我们探索了一种训练神经网络的新方法,其中所有损失函数都被硬约束取代。同样的方法在相位检索中非常成功,其中信号从幅度约束和一般特征(稀疏性,支持度等)重建。在基于约束的方法(称为松弛反射反射(RRR))中,优化器不采用梯度步骤,而是从对局部约束的投影中派生步骤。在神经网络中,一个这样的投影对每个神经元的输入x、相关权重w和预激活值y进行最小的修改,以满足方程$x\cdot w=y$。这些预测,以及许多其他局部预测(约束前激活和后激活等)可以划分为两个集合,这样每个集合中的所有预测都可以并发地应用于整个网络和训练批中的所有数据。这种分为两组的情况类似于相位检索中的情况和设计通用RRR优化器的设置。由于该方法的新颖性,本文也可以作为一个独立的教程。从执行非负矩阵分解的单层网络开始,并以包含自编码器和分类器的生成模型结束,所有应用程序及其通过投影实现的详细描述。虽然新方法有可能扩展神经网络的范围(例如,通过约束集而不是函数来定义激活),但大多数特征模型都是标准的,以便与随机梯度下降进行比较。
本文章由计算机程序翻译,如有差异,请以英文原文为准。
查看原文
分享 分享
微信好友 朋友圈 QQ好友 复制链接
本刊更多论文
Learning without loss
We explore a new approach for training neural networks where all loss functions are replaced by hard constraints. The same approach is very successful in phase retrieval, where signals are reconstructed from magnitude constraints and general characteristics (sparsity, support, etc.). Instead of taking gradient steps, the optimizer in the constraint based approach, called relaxed–reflect–reflect (RRR), derives its steps from projections to local constraints. In neural networks one such projection makes the minimal modification to the inputs x, the associated weights w, and the pre-activation value y at each neuron, to satisfy the equation $x\cdot w=y$ . These projections, along with a host of other local projections (constraining pre- and post-activations, etc.) can be partitioned into two sets such that all the projections in each set can be applied concurrently—across the network and across all data in the training batch. This partitioning into two sets is analogous to the situation in phase retrieval and the setting for which the general purpose RRR optimizer was designed. Owing to the novelty of the method, this paper also serves as a self-contained tutorial. Starting with a single-layer network that performs nonnegative matrix factorization, and concluding with a generative model comprising an autoencoder and classifier, all applications and their implementations by projections are described in complete detail.
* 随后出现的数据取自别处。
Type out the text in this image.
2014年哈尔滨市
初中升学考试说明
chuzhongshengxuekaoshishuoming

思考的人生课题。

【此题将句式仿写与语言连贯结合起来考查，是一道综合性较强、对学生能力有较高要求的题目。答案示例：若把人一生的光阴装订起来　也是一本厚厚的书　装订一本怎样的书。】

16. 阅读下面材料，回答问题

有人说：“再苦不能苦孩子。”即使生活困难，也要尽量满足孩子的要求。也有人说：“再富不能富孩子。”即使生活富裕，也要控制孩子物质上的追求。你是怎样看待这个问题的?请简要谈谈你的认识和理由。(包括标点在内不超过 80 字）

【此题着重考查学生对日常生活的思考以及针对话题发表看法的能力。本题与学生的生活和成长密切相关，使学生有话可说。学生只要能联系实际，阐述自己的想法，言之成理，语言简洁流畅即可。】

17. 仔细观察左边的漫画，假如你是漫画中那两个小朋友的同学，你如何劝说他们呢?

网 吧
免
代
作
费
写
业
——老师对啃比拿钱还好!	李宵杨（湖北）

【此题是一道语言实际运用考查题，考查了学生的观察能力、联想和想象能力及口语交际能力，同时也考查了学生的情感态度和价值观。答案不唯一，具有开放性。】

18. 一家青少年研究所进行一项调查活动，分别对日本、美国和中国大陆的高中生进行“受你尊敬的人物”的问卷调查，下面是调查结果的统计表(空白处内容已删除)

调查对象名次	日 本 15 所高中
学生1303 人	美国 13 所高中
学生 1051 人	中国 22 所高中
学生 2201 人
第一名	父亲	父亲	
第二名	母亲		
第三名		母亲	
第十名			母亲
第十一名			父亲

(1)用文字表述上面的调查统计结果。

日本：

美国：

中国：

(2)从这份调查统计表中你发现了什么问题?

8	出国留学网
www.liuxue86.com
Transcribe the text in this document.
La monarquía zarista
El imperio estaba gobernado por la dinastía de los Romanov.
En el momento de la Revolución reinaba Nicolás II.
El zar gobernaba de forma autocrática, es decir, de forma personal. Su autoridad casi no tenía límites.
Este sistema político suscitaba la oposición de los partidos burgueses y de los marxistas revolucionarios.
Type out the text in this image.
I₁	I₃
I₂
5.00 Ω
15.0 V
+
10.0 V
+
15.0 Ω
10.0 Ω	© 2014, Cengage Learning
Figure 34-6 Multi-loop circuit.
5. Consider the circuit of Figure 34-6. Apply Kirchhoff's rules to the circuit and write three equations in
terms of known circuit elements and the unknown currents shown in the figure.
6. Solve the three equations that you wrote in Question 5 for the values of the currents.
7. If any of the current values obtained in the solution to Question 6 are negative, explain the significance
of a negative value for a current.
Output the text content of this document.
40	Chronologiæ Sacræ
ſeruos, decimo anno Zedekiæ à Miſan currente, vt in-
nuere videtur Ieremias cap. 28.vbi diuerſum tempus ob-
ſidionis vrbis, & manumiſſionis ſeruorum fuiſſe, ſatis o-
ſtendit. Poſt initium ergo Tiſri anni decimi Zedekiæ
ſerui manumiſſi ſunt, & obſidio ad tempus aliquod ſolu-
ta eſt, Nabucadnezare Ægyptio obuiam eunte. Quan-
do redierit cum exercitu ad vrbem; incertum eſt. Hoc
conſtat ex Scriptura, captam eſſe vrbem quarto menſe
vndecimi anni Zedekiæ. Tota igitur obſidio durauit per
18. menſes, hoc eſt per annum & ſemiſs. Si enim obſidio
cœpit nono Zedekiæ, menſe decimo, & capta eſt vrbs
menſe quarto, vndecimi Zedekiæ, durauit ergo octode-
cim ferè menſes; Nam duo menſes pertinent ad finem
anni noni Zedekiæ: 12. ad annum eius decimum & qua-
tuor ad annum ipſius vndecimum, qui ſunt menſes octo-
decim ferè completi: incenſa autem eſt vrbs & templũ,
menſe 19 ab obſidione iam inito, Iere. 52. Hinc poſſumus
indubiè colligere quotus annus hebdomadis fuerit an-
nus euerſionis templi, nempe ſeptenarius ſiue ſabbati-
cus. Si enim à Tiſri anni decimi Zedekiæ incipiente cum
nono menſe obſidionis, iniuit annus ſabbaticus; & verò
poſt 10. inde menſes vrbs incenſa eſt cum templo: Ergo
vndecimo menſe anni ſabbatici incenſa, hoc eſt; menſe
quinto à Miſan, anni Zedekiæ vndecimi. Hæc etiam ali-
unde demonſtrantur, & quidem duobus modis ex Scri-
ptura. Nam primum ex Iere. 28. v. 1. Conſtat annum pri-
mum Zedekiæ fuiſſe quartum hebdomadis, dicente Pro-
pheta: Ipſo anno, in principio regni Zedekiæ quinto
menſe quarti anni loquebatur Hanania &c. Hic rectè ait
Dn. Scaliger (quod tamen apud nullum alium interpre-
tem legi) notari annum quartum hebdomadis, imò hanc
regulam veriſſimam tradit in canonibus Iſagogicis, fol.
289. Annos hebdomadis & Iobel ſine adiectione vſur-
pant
Although the new approach has the potential to extend the scope of neural networks (e.g. by defining activation not through functions but constraint sets), most of the featured models are standard to allow comparison with stochastic gradient descent.
求助全文
通过发布文献求助,成功后即可免费获取论文全文。 去求助
来源期刊
Fixed Point Theory and Applications
Fixed Point Theory and Applications MATHEMATICS, APPLIED-MATHEMATICS
自引率
0.00%
发文量
0
期刊介绍: In a wide range of mathematical, computational, economical, modeling and engineering problems, the existence of a solution to a theoretical or real world problem is equivalent to the existence of a fixed point for a suitable map or operator. Fixed points are therefore of paramount importance in many areas of mathematics, sciences and engineering. The theory itself is a beautiful mixture of analysis (pure and applied), topology and geometry. Over the last 60 years or so, the theory of fixed points has been revealed as a very powerful and important tool in the study of nonlinear phenomena. In particular, fixed point techniques have been applied in such diverse fields as biology, chemistry, physics, engineering, game theory and economics. In numerous cases finding the exact solution is not possible; hence it is necessary to develop appropriate algorithms to approximate the requested result. This is strongly related to control and optimization problems arising in the different sciences and in engineering problems. Many situations in the study of nonlinear equations, calculus of variations, partial differential equations, optimal control and inverse problems can be formulated in terms of fixed point problems or optimization.
期刊最新文献
Weak and strong convergence theorems for a new class of enriched strictly pseudononspreading mappings in Hilbert spaces Ϝ-Contraction of Hardy–Rogers type in supermetric spaces with applications Solution of a nonlinear fractional-order initial value problem via a \(\mathscr{C}^{*}\)-algebra-valued \(\mathcal{R}\)-metric space On a new generalization of a Perov-type F-contraction with application to a semilinear operator system Fixed point theorem and iterated function system in φ-metric modular space
×
引用
GB/T 7714-2015
复制
MLA
复制
APA
复制
导出至
BibTeX EndNote RefMan NoteFirst NoteExpress
×
×
提示
您的信息不完整,为了账户安全,请先补充。
现在去补充
×
提示
您因"违规操作"
具体请查看互助需知
我知道了
×
提示
现在去查看 取消
×
提示
确定
0
微信
客服QQ
Book学术公众号 扫码关注我们
反馈
×
意见反馈
请填写您的意见或建议
请填写您的手机或邮箱
已复制链接
已复制链接
快去分享给好友吧!
我知道了
×
扫码分享
扫码分享
Book学术官方微信
Book学术文献互助
Book学术文献互助群
群 号:481959085
Book学术
文献互助 智能选刊 最新文献 互助须知 联系我们:info@booksci.cn
Book学术提供免费学术资源搜索服务,方便国内外学者检索中英文文献。致力于提供最便捷和优质的服务体验。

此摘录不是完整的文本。